Where Do These Labor Shortages Come From?
Addressing these labor shortages begins with understanding how they arise. Part of the issue is the rising prominence of more flexible careers. As much as 25% of all jobs will be remote before long, giving workers more freedom, but remote work is difficult to apply in manufacturing. Consequently, employees may leave the industry to find more flexible positions elsewhere.
Pay and benefits are other prominent issues. While manufacturing used to pay substantially above average for nonsupervisory work, it now falls well below the average. Lack of upward mobility and other benefits have also driven people away as the realities of their harsher working environments have become clearer.
Toxic work environments and poor company culture may also play a role in the Great Resignation. Many of these factors aren’t necessarily new, but as demand shifts have placed more stress on workers, they’ve become increasingly evident. What many manufacturers offer is no longer enough for employees to put up with low pay, poor benefits, stress, and toxic work environments.
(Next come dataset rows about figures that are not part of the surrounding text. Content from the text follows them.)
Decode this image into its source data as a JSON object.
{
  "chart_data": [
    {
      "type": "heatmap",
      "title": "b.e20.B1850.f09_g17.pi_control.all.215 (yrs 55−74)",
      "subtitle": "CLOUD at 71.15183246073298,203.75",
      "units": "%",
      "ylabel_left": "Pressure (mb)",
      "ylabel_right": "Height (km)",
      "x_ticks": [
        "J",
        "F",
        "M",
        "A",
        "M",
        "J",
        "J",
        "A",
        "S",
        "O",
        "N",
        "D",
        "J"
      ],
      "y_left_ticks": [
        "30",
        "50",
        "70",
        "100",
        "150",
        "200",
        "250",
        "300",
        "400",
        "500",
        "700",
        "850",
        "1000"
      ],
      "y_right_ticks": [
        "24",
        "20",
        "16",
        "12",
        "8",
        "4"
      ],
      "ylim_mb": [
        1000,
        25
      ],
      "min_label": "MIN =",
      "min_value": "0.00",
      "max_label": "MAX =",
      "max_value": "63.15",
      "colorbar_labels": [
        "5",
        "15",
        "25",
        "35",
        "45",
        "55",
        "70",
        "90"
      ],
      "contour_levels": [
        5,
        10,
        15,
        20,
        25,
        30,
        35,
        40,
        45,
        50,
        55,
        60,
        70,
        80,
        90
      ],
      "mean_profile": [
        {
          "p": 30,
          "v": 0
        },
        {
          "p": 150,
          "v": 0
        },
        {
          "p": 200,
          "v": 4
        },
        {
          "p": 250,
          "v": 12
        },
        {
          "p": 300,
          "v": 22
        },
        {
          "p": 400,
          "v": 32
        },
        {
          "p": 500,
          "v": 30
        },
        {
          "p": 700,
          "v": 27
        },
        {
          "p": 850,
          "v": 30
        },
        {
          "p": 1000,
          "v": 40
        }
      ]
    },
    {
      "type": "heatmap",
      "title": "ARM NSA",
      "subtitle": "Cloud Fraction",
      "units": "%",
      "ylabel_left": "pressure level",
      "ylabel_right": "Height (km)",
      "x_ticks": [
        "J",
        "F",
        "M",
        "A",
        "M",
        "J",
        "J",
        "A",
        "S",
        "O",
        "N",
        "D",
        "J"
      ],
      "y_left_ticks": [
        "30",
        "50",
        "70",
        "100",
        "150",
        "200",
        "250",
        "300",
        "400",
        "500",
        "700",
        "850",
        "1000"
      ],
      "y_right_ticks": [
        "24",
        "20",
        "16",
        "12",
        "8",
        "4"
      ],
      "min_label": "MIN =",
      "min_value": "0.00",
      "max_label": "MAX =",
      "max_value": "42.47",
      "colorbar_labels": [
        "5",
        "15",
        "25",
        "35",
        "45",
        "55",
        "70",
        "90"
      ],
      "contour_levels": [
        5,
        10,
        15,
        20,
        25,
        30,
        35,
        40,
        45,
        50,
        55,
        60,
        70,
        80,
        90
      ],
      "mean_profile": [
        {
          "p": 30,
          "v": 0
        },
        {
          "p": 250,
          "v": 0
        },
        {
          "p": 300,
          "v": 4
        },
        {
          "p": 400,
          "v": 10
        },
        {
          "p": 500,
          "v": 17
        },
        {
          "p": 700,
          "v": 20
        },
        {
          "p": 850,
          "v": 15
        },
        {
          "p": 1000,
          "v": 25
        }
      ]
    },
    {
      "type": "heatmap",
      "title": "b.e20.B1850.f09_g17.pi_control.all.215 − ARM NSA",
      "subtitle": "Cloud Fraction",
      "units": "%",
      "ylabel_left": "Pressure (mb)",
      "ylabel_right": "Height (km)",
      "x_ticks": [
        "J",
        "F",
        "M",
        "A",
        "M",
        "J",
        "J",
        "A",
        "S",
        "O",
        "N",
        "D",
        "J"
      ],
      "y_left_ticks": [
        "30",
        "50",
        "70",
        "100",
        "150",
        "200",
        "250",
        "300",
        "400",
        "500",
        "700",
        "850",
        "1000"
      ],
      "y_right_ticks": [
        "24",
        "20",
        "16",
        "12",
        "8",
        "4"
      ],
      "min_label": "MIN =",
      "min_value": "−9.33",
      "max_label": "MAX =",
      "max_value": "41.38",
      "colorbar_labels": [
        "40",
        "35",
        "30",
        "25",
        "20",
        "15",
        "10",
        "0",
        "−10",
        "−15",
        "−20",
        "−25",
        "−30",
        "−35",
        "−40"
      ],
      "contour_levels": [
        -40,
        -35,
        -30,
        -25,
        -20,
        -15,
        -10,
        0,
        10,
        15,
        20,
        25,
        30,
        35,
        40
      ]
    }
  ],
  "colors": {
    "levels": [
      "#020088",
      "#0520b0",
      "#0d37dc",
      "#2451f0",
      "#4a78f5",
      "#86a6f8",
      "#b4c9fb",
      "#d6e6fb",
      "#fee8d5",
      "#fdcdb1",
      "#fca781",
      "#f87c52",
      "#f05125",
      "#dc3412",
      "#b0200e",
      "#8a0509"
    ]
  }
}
While some influencing factors, like changing attitudes and demand fluctuations, are out of manufacturers’ control, many of the underlying issues are addressable. Companies in the hardest-hit industries should look at how they approach these factors to see if there’s room to improve. Changes won’t likely yield immediate benefits, but they can create long-term labor improvements.
Manufacturing Must Grapple With Labor Issues
These five sectors are some of the most heavily affected by the Great Resignation, though disruptions are common throughout manufacturing. At these levels, workforce issues will likely persist for some time, but manufacturers can still adapt.
If manufacturing organizations address their internal operations that may drive workers away, they can start to reverse this trend. Over time, they can regain their workforce and become the large employers they once were.